Governments are not only encouraged to leave these things up to multinationals, they are forced to do so with the threat of losing credits with the World Bank or the International Monetary Fund that are stricly tied to following “free trade” guidelines, guidelines under which only big traders are “free” and whole countries are newly colonised and forced labour is globally reintroduced.
This ruthless and barbaric system where the sweat and blood of billions living close or below the minimum is drained by a few million people at the controls has been introduced step by step over the last decades, perfecting the capitalist nightmare.

Recently there has been a regrouping of the forces of dissent, and as we could see particularly well in Seattle they represent a broad coalition, from Trade Unions to Christians to Anarchists and Environmentalists. Despite this broad alliance with every step – especially the focal points June 18th and Nov. 30th – things have started to clarify bit by bit. It has also become clearer to many people what the function of the state is in this context – enforcing the “free” trade and forced labour, be it in the ‘third’ world or in the prison industry.
“Parliamentary democracy”, the system to be enforced onto the world by the US and Western Europe is a representative system, that has in its more ‘developed’ stage ensured the absence of fundamental opposition in most Western states. The choice of voters is reduced to a choice between two types of artificial sweeteners, to slightly differing modes of administering capitalism. While the more ‘developed’ democracies are executing the political will of multinational corporations and national capital, less ‘developed’ ones are under direct influence of various mafias and ruthless power elites.

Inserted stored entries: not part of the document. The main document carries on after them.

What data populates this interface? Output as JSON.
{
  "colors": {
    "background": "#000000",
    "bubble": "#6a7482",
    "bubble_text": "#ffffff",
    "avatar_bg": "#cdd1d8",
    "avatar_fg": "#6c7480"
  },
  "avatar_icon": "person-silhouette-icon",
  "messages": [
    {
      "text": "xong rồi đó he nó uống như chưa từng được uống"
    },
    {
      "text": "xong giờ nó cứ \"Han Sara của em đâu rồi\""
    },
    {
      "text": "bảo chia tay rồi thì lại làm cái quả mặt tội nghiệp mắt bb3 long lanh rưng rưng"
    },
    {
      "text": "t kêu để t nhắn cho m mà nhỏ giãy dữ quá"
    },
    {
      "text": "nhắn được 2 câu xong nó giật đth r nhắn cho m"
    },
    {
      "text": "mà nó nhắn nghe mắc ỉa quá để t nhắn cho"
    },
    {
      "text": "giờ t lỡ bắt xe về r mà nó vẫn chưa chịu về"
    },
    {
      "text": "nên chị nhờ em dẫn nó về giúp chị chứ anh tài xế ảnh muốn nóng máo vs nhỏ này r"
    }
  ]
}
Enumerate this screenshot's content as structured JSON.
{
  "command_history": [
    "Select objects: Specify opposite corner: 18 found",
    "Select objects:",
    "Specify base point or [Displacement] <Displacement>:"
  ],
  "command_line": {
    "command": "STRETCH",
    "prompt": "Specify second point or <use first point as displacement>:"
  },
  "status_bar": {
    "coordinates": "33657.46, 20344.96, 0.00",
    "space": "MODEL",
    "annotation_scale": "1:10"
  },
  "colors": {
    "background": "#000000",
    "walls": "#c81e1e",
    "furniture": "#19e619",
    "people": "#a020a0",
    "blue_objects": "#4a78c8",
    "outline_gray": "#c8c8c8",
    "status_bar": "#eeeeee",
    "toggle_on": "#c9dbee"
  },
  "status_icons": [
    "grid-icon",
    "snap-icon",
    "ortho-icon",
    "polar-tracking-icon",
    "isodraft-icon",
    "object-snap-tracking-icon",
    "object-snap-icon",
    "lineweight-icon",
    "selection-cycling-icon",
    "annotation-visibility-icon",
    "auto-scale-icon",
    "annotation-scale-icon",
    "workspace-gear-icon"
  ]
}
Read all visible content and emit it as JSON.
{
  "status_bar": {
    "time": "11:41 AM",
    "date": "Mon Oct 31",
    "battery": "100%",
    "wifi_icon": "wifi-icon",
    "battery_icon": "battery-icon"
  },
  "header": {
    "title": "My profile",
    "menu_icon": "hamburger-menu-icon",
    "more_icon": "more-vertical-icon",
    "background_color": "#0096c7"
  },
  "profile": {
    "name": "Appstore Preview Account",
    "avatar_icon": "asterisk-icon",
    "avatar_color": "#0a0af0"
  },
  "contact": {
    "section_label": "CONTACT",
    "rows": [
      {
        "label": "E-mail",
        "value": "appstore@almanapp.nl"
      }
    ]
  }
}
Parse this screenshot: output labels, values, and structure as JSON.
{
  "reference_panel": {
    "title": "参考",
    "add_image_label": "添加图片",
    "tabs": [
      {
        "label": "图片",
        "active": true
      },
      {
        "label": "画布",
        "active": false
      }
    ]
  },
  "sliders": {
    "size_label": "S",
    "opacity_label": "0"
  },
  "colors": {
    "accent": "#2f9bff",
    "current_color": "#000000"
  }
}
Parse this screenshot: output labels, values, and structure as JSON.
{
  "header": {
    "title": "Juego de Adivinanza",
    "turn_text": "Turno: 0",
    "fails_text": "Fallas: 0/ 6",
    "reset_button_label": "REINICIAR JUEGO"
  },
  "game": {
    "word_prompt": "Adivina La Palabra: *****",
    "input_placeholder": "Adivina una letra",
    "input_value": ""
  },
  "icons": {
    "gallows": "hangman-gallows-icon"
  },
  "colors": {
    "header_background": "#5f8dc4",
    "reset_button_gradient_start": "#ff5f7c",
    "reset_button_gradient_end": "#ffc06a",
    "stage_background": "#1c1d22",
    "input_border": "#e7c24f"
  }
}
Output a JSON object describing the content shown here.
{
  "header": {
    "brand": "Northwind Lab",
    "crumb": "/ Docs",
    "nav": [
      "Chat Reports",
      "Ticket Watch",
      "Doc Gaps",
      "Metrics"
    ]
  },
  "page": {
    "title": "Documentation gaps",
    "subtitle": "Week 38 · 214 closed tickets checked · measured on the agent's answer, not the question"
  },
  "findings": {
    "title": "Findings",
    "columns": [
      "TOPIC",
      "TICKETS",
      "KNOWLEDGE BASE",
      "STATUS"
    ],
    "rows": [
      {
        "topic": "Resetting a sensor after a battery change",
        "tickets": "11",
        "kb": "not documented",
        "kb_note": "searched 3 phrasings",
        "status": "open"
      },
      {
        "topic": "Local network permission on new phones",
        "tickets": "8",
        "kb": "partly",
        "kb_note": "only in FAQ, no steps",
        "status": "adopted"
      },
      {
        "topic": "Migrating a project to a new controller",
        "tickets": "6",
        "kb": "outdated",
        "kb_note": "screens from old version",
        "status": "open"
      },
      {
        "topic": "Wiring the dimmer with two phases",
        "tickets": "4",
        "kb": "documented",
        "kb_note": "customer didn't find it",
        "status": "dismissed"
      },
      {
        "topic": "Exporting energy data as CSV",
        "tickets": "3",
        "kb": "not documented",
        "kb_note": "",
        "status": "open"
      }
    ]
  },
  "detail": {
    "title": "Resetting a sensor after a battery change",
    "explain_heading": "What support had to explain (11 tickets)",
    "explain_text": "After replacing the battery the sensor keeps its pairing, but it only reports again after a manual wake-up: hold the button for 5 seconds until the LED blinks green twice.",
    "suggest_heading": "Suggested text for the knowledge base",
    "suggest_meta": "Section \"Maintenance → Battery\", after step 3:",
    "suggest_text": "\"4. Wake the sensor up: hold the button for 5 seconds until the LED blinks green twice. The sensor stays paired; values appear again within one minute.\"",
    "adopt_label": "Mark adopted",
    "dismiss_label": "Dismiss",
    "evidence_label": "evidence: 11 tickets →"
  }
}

As this situation is becoming clearer to critical minds in the East and the West, the North and South, strategies of resistance are differing substantially. There are two major differences:
1. Between national and international resistance. One response to the so-called globalisation has been and is a re-emergence of nationalism. This is a blind and unanalytical response: It locates the problem wrongly in the internationalisation of capital and especially finance capital. It is merely regurgitating ‘national-revolutionary’ rhetoric without a criticism of national capital and without analysis of capitalism.
2. Between the proponents of non-violence and those who don’t agree to principally exclude violence against property from the vocabulary of their actual resistance. This has come to the foreground again in Seattle, but the problem has a long history. Again and again have pacifists and self-proclaimed anarchists actively worked for the security services in pointing out ‘violent’ protesters. Activists in London will remember the ‘Keep it Fluffy’ campaign (during the movement against the Criminal Justice Bill/Act) that advocated marking ‘violent’ elements with colour for the police to arrest them, or joining hands and sitting down around ‘violent’ elements. Similar is a group calling themselves ‘Keep the Peace’ mobilising not to protect activists from police brutality but supposedly from violent agitators.
Needless to say violence is not a good thing per se, but such desperate attempts to enforce the State’s monopoly on violence by so-called anarchists are as sickening as the neo-fascists maskerading as anti-imperialists we just mentioned in the previous paragraph.

Obviously a lot has to be clarified yet, and the powers that be will do everything through legislation, legal and illegal policing, and their massive propaganda machinery through the media to prevent the movement to find coherence in its critique and actions, to find realisation on a mass basis.